Aomine menatap Kagami, mengelus bibir Kagami dengan ibu jarinya dan berbisik, "biarkan aku untuk meminta maaf dan menutup luka di hatimu ini."
"Aomine…" Kagami menutup mata saat bibir Aomine bertemu dengannya. Dia merindukan kehangatan bibirnya, kehangatan pelukannya.
Malam itu Kagami memasak banyak untuk mereka berdua, dengan senyum bodoh khas Kagami. Aomine dibuatnya kenyang dengan tambahan pudding buatan Kagami sebagai penutup. Mereka menghabiskan sisa malam mereka dengan berpelukan di ranjang besar Kagami, memadu cinta melepas rindu semalam suntuk.
.
Aomine membaca koran pagi. Benar saja, berita bahwa kembalinya Kagami pada tim Seirin dan foto hasil jepretan mereka berpelukan seusai pertandingan membuatnya tenar. Terlebih bahwa Kagami sudah membuang masa depannya dengan keluar dari tim NBA. Menatap pedih kekasihnya yang tersenyum bodoh berurai air mata, Aomine membalik lembaran koran. Demi dirinya yang bodoh...

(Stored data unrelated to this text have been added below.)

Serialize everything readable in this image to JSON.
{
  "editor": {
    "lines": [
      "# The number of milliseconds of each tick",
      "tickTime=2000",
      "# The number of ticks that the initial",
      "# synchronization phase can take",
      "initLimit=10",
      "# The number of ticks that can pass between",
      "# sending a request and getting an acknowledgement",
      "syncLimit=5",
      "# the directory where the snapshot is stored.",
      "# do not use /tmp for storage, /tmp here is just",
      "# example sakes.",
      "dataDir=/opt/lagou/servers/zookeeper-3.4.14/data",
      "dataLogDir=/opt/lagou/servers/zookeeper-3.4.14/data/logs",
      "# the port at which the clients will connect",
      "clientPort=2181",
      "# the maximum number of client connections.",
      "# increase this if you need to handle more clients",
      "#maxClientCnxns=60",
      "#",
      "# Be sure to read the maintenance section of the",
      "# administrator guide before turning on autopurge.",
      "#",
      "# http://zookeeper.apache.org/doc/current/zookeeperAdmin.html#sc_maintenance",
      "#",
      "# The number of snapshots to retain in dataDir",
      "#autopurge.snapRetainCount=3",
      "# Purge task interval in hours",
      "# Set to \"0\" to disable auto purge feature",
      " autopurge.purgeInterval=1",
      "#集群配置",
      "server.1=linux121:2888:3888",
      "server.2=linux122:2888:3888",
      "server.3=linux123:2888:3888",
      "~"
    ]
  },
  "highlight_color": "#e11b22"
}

"Kenapa kau bodoh sekali, Kagami…"
"Pagi-pagi dan kau sudah menghinaku, Ahomine?"
Aomine mendongak dan melihat Kagami sudah berpakaian rapi, siap berangkat sekolah.

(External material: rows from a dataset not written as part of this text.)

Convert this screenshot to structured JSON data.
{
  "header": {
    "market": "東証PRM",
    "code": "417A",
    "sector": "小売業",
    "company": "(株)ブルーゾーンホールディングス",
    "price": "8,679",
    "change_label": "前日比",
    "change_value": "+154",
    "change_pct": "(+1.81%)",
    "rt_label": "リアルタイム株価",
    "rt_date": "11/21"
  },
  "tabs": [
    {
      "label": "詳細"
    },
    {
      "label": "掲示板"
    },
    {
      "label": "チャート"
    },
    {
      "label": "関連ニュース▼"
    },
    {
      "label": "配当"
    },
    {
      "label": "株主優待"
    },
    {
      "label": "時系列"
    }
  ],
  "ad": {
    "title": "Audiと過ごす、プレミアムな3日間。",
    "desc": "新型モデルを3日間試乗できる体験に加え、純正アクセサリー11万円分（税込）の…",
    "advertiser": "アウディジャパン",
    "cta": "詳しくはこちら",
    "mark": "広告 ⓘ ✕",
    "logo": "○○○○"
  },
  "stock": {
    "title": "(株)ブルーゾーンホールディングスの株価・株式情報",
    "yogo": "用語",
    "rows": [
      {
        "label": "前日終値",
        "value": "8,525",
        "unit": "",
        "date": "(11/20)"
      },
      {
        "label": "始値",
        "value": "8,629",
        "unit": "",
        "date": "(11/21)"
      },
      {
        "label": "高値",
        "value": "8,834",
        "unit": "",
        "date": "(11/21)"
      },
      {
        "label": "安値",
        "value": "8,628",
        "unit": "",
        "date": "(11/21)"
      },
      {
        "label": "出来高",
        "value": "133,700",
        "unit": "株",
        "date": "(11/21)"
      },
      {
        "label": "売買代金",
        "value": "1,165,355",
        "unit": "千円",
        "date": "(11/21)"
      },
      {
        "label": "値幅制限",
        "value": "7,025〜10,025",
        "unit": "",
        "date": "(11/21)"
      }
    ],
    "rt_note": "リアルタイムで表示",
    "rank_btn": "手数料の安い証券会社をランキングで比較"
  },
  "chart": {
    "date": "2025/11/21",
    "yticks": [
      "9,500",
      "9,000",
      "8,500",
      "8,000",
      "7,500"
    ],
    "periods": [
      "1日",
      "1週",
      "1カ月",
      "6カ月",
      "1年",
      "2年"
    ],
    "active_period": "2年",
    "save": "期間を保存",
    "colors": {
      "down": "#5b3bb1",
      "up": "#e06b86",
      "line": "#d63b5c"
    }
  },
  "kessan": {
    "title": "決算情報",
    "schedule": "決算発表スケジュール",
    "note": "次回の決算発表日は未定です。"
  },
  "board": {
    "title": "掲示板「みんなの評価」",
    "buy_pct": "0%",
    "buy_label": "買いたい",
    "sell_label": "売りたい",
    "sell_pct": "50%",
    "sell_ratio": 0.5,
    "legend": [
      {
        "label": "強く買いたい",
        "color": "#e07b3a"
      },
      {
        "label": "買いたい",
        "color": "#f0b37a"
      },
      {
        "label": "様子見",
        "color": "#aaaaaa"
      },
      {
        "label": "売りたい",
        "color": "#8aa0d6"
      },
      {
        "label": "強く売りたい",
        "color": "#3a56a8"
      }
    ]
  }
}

"Yah… kau cukup bodoh…" Aomine tidak mengacuhkan amukan kekasihnya. Menutup koran dan melihat Kagami menghampiri dirinya, dia membiarkan Kagami mencium pipinya. Hal rutin yang dilakukan setiap pagi sejak mereka jadian.
"Apa ada sesuatu di koran?"
"Ya, senyum bodohmu yang ditangkap mereka." Aomime mendengus ketika Kagami melongo kaget saat melihat fotonya memeluk Aomine.
"A-apa-apaan ini?!"
"Kau sudah menjadi selebriti. Tapi kau 'kan sudah menjadi pusat perhatian media sejak masuk NBA. Tidak heran. Seharusnya kau sudah terbiasa."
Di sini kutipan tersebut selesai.